Economia
Pechino inietta altri 19 miliardi nel sistema bancario, ma Shanghai perde il 3,4%
Pechino inietta altri 19 miliardi nel sistema bancario, ma Shanghai perde il 3,4%
La Cina manda in rosso le Borse
L’Europa brucia 160 miliardi
Fuga di capitali nei Paesi emergenti. Milano (-2,6%) è la peggiore nell’Ue
Fuga di capitali nei Paesi emergenti. Milano (-2,6%) è la peggiore nell’Ue
La frenata della Cina e dei Paesi emergenti contagia anche le Borse europee e Wall Street. Ieri i mercati del Vecchio Continente hanno bruciato 160 miliardi di euro e Milano è stata la piazza peggiore (-2,60%). A innervosire gli investitori internazionali è un mix di fattori ma in primo piano ci sono le continue paure sull’economia della Cina a cui si aggiungono ora anche i timori di un possibile rallentamento della congiuntura mondiale. L’incertezza sui tempi dell’aumento dei tassi di interesse negli Usa e le elezioni anticipate in Grecia, annunciate ieri e fissate per il prossimo 20 settembre, hanno aggiunto benzina su un fuoco già intenso.
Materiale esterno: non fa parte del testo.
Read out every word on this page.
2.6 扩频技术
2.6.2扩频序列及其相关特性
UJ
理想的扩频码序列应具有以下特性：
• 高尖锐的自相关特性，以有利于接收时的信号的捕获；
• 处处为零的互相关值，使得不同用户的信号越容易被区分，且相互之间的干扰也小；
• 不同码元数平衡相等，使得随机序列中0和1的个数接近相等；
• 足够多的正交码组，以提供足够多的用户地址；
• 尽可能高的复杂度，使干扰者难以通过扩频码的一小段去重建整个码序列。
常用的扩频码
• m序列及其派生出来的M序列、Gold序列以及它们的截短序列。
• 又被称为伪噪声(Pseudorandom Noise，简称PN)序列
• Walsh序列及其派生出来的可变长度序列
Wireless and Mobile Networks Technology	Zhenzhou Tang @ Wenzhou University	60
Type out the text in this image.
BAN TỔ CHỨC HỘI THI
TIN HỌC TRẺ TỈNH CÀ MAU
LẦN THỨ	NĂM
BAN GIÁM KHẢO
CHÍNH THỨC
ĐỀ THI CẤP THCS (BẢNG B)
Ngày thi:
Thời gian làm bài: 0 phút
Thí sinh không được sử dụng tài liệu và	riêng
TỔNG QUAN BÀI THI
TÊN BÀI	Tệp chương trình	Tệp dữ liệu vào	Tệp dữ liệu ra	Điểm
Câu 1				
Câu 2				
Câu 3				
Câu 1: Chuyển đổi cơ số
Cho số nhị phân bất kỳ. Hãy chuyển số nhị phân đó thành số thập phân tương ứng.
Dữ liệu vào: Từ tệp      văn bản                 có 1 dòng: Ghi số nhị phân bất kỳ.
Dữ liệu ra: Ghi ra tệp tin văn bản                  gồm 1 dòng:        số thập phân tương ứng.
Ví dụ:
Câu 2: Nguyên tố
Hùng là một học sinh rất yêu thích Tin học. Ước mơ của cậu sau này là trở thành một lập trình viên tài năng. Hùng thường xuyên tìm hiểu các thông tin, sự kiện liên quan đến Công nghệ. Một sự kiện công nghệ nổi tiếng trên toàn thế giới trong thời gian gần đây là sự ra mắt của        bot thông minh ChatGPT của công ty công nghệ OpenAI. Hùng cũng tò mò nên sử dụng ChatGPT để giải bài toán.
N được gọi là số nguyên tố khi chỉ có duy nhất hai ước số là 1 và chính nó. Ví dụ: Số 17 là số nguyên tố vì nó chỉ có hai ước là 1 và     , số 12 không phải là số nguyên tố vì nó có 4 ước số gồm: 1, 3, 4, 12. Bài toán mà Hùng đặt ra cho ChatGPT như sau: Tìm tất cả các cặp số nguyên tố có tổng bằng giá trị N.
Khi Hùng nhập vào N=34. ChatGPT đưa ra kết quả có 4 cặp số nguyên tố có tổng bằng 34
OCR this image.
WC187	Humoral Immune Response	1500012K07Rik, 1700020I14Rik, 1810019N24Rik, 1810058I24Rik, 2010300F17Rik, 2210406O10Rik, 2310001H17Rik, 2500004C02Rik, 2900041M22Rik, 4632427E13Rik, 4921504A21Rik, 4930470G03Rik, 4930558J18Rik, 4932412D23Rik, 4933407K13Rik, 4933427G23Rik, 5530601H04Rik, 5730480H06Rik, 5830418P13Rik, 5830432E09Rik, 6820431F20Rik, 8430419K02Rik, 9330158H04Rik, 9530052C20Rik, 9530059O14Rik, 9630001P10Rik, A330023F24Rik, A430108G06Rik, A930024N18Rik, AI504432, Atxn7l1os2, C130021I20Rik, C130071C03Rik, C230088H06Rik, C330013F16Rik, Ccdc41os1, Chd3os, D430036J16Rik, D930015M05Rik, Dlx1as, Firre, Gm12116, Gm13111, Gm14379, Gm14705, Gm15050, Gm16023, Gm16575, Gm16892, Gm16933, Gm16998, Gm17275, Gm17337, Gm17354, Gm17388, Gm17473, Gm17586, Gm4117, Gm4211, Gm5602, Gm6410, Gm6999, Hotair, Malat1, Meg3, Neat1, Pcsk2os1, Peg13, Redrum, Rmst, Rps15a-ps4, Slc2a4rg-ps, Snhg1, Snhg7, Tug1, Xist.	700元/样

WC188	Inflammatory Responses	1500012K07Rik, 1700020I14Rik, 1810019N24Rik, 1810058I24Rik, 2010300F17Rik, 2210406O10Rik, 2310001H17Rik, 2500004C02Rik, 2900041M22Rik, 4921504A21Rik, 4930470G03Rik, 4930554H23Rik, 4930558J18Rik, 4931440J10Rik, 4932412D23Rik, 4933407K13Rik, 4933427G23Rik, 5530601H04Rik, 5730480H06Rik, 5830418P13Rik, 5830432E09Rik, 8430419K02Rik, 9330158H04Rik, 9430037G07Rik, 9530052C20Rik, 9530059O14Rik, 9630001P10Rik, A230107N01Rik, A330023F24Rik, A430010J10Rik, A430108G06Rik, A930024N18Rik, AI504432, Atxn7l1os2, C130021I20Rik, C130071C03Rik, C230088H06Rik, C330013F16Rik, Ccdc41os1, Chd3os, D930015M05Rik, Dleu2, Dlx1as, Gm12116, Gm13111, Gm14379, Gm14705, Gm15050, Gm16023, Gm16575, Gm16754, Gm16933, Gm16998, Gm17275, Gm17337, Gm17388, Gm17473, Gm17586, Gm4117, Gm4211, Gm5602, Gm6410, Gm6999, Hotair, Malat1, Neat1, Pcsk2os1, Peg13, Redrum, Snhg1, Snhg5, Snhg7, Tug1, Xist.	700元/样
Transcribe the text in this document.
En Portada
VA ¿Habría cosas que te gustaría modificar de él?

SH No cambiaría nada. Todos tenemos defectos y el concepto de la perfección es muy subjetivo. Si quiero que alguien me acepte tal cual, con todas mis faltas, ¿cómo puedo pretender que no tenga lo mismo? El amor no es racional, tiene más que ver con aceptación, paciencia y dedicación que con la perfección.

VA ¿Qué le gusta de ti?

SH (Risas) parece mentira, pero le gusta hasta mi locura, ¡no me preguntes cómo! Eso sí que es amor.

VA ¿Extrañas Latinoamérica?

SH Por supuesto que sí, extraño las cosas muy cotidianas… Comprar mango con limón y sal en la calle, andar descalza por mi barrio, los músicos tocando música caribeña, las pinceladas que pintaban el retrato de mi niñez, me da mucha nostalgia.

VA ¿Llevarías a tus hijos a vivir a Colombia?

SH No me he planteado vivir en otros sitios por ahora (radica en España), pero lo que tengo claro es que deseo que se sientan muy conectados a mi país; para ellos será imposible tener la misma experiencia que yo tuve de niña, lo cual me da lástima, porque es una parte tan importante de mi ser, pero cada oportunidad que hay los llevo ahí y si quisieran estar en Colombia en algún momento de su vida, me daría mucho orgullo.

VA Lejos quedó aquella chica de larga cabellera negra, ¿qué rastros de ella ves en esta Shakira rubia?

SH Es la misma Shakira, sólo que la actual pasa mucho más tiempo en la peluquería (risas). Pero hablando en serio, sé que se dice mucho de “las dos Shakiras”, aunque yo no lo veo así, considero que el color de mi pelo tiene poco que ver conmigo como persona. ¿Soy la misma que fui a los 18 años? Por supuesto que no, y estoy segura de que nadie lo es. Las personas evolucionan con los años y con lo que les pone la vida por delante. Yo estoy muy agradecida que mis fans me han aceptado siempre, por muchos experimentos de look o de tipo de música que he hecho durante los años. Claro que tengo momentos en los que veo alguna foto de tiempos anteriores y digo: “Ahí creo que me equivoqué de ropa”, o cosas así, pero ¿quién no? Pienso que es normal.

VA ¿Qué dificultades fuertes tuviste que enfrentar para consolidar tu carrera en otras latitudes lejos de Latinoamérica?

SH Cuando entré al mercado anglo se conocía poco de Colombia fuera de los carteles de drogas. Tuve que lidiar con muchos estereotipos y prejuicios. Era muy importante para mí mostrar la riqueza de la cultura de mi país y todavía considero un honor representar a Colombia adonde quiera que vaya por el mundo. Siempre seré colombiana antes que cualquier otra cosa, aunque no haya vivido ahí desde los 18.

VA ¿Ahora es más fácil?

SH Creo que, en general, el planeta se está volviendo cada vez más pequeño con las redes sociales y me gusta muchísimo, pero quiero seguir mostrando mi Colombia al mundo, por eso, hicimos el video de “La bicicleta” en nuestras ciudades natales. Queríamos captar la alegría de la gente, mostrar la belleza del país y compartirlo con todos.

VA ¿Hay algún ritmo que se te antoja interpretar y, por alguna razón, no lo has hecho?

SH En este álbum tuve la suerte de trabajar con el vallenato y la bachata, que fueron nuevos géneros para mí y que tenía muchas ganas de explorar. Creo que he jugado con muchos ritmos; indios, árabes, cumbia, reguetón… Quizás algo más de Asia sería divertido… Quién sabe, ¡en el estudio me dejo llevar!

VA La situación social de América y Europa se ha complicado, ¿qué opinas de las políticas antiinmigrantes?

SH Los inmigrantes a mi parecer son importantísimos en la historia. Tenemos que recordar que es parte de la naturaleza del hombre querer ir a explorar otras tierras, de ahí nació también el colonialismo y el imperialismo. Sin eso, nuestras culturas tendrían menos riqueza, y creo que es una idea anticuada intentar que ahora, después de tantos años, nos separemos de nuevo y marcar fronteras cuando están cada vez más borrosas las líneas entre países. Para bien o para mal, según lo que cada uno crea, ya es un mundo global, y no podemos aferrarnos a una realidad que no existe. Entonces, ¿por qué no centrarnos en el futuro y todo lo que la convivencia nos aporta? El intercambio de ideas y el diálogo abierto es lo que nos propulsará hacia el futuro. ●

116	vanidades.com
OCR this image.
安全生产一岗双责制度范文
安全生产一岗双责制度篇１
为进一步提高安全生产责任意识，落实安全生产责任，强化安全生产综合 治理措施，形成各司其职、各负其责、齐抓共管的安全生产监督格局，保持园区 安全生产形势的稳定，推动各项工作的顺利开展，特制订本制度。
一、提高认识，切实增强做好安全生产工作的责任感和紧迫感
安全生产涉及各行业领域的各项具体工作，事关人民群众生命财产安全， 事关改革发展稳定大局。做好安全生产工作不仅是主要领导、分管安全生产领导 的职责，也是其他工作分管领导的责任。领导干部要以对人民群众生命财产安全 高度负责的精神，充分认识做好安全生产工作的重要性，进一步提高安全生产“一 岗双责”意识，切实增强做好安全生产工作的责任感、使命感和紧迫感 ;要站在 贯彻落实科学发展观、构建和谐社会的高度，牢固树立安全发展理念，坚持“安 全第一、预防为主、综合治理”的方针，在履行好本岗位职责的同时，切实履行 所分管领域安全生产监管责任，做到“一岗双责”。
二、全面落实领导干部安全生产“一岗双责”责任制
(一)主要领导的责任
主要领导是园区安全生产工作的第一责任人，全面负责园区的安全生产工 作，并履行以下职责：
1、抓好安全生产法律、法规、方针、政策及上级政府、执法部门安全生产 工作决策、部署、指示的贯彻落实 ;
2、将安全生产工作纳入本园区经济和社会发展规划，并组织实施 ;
Ieri il listino di Shanghai ha perso un altro 3,4% che si aggiunge ai forti cali dei giorni precedenti. Allo stesso tempo non si fermano gli interventi della Banca centrale cinese per mantenere sufficienti condizioni di liquidità sul mercato interbancario. Ieri in mattinata Pechino ha pompato, nel sistema bancario cinese, liquidità per 150 miliardi di yuan (circa 21 miliardi di euro). Si tratta della maggiore operazione dallo scorso 9 febbraio (205 miliardi di yuan). Oltre a prestare denaro a breve termine, la Banca centrale ha fornito alle banche un prestito a 6 mesi per 110 miliardi di yuan. La mossa lascia spazio a nuovi dubbi sul reale stato di salute della seconda economia del pianeta. E a preoccupare è soprattutto il sistema bancario cinese, tanto più che martedì la Banca centrale ha prestato 100 miliardi di dollari per rafforzare il capitale della China Devolpment Bank e della Export-Import Bank of China. Le tensioni in Cina non hanno avuto conseguenze solo in Borsa ma anche sulle materie prime: ieri il prezzo del petrolio ha raggiunto i minimi degli ultimi sei anni e mezzo a quota 40,21 dollari al barile.
Il nervosismo generale è amplificato dalle preoccupazioni sui Paesi emergenti che mostrano di non riuscire più a tenere il ritmo degli anni passati. E ieri un duro colpo è arrivato sugli esportatori di materie prime che sono corsi, dopo l’ennesimo calo del petrolio, a svalutare le loro valute per riuscire a tenere in piedi le loro economie. La pressione si è fatta sentire soprattutto sul Kazakhstan con il tenge, la valuta kazaka, che ieri è sprofondata del 28% dopo la decisione della Banca centrale del Paese di lasciarla fluttuare liberamente. Una decisione simile era stata presa nei giorni scorsi anche dal Vietnam. In forte difficoltà anche la Russia: ormai entrata in recessione, con il Pil crollato a -4,6% nel secondo trimestre e il rublo in caduta libera. Al tappeto, ieri, è finita anche la lira turca che si è inabissata a nuovi minimi storici, risentendo anche della fase d’instabilità politica del Paese. Giù anche le quotazioni di altre materie prime come il rame. A salire è soltanto l’oro. Il metallo prezioso è stato riscoperto dagli investitori in cerca di un porto sicuro con un guadagno dell’1,2% a 1.146 dollari l’oncia, sui massimi degli ultimi 30 giorni.